Challenges to Local Accountability
Constables are not facing a single dispute or a temporary policy disagreement. Across litigation, rulemaking, and administrative practice, the office is being narrowed in ways that raise serious questions about executive-branch encroachment on powers the General Assembly chose to grant.
Prosecution for Authorized Duties
Constable Steven Ahmad Wiggs was in a marked police cruiser, in uniform, performing an official law enforcement duty he is authorized by statute to perform. State police prosecuted him for it. In Philadelphia, every charge against Wiggs was dismissed, quashed, or resulted in a not-guilty verdict. A separate constable, Douglas Filson, was tried de novo on summary appeal and found Not Guilty in Montgomery County in November 2023.
A lights case in Perry County reached the Pennsylvania Superior Court. A 2-1 panel decision in February 2025 affirmed a conviction; the dissenting judge noted plainly that a legislature authorizing constables to direct traffic cannot deny them the emergency lights that allow motorists to recognize that authority. The full Superior Court has granted en banc reargument; the matter is pending and the panel decision is not final.

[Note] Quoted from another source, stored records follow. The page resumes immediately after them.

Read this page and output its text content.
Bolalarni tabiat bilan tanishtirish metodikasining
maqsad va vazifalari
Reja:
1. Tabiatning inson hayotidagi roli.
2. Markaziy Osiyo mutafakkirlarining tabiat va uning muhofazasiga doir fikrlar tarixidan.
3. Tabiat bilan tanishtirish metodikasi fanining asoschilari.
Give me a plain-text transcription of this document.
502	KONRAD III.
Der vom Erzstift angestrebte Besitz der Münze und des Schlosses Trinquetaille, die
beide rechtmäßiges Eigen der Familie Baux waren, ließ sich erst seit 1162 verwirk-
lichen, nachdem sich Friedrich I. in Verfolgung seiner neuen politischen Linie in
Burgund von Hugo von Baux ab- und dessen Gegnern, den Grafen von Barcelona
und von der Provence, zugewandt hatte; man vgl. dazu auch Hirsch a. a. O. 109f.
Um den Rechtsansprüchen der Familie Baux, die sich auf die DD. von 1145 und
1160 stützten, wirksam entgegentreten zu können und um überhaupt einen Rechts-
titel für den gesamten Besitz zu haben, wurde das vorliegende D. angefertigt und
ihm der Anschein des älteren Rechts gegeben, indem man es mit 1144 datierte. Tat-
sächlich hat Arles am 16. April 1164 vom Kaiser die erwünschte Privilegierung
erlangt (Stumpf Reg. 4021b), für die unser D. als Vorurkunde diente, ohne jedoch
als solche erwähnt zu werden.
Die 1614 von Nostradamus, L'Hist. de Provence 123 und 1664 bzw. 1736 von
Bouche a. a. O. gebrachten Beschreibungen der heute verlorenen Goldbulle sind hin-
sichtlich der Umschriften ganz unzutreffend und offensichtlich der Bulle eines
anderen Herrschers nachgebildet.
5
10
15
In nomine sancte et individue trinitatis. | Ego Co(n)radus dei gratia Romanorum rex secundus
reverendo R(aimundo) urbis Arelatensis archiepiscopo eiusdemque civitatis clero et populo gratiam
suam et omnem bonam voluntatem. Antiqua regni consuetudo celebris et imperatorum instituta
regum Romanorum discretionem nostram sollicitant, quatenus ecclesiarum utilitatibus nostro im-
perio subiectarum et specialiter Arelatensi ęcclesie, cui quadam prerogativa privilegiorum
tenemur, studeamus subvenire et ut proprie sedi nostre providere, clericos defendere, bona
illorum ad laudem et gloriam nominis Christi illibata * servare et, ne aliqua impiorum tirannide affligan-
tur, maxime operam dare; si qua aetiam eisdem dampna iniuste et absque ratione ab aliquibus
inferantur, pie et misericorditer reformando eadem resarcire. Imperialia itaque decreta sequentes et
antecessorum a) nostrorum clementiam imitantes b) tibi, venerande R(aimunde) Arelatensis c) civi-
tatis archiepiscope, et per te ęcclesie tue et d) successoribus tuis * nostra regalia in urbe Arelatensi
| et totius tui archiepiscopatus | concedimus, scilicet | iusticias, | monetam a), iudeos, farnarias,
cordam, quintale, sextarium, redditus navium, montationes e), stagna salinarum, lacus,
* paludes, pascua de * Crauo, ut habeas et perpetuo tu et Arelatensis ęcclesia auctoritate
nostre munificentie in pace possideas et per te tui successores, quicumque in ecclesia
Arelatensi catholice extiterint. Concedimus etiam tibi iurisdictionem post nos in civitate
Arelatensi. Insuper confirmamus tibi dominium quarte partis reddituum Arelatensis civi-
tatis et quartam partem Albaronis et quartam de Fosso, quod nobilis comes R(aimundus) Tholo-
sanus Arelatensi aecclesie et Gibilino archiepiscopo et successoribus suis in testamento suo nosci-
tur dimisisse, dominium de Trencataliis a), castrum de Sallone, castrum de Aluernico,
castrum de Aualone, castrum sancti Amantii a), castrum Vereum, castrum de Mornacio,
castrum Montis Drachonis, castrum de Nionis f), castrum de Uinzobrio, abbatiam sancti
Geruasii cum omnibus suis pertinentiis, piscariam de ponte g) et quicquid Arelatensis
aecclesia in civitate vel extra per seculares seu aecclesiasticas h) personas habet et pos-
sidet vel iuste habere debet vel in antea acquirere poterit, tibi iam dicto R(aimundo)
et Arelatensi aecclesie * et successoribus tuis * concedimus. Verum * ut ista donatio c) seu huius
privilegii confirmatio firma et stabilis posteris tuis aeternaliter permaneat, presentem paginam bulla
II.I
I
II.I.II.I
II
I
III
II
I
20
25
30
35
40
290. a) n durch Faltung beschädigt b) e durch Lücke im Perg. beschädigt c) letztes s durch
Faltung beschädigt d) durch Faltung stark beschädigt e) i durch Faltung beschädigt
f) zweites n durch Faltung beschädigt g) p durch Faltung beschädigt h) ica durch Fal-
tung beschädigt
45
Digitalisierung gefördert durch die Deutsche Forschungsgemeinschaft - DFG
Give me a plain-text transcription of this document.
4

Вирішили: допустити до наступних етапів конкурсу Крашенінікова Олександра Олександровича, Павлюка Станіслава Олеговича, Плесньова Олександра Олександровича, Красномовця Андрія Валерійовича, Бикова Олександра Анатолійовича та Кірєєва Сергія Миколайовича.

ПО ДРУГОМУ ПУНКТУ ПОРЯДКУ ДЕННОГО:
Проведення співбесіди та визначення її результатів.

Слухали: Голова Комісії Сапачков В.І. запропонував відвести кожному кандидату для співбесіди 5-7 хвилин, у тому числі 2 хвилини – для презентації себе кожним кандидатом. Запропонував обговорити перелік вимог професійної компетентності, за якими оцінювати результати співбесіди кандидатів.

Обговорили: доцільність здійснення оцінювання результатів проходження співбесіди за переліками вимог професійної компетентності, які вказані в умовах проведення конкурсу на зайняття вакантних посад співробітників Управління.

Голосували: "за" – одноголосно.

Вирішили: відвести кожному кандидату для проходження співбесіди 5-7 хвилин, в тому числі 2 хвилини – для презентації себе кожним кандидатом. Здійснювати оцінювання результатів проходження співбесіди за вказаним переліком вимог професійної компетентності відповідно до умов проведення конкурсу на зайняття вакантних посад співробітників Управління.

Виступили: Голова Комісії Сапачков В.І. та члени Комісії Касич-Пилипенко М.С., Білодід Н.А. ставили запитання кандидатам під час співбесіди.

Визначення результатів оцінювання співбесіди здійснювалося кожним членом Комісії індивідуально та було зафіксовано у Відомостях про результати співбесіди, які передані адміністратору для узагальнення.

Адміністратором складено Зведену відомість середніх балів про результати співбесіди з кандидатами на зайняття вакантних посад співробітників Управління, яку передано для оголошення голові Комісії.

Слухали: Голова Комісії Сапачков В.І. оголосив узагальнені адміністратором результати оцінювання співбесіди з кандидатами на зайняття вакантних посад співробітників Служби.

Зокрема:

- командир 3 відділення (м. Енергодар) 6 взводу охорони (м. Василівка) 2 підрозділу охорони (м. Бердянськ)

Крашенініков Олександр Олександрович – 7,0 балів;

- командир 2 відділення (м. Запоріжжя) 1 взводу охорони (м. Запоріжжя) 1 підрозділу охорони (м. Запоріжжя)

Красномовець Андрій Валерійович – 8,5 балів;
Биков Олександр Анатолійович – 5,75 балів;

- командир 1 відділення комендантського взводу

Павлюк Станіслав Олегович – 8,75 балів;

Administrative Obstruction
Beyond prosecution, state agencies erect barriers to constable operations. State Police have repeatedly denied constables Originating Agency Identifier (ORI) numbers — the federal identifier required to file criminal complaints electronically — citing supervision and accountability concerns the legislature's own 2014 LBFC report characterized as policy disputes rather than statutory disqualifications. Agencies issue policy documents arguing constables lack "police officer" status for operational purposes, ignoring a clear statutory pattern that places constables on functional parity with police officers for core law enforcement duties (75 Pa.C.S. §§ 102 and 3102; 18 Pa.C.S. § 501; 11 Pa.C.S. § 12005; 16 Pa.C.S. § 14340).
The Cost
Unwarranted charges cost constables thousands of dollars in legal defense and cost Pennsylvania taxpayers thousands more in prosecution costs — all for charges that are ultimately dismissed or result in acquittals. Beyond money, this pattern undermines voter trust. When state agencies prosecute constables for doing exactly what the legislature authorized, residents lose a layer of locally elected accountability they cannot easily replace.
The Pennsylvania Superior Court has ruled that executive agencies cannot diminish powers granted by statute or common law to independently elected officials. The pressure on the office continues through courts and rulemaking bodies rather than through the General Assembly — a venue where the substance of these disputes can be examined openly.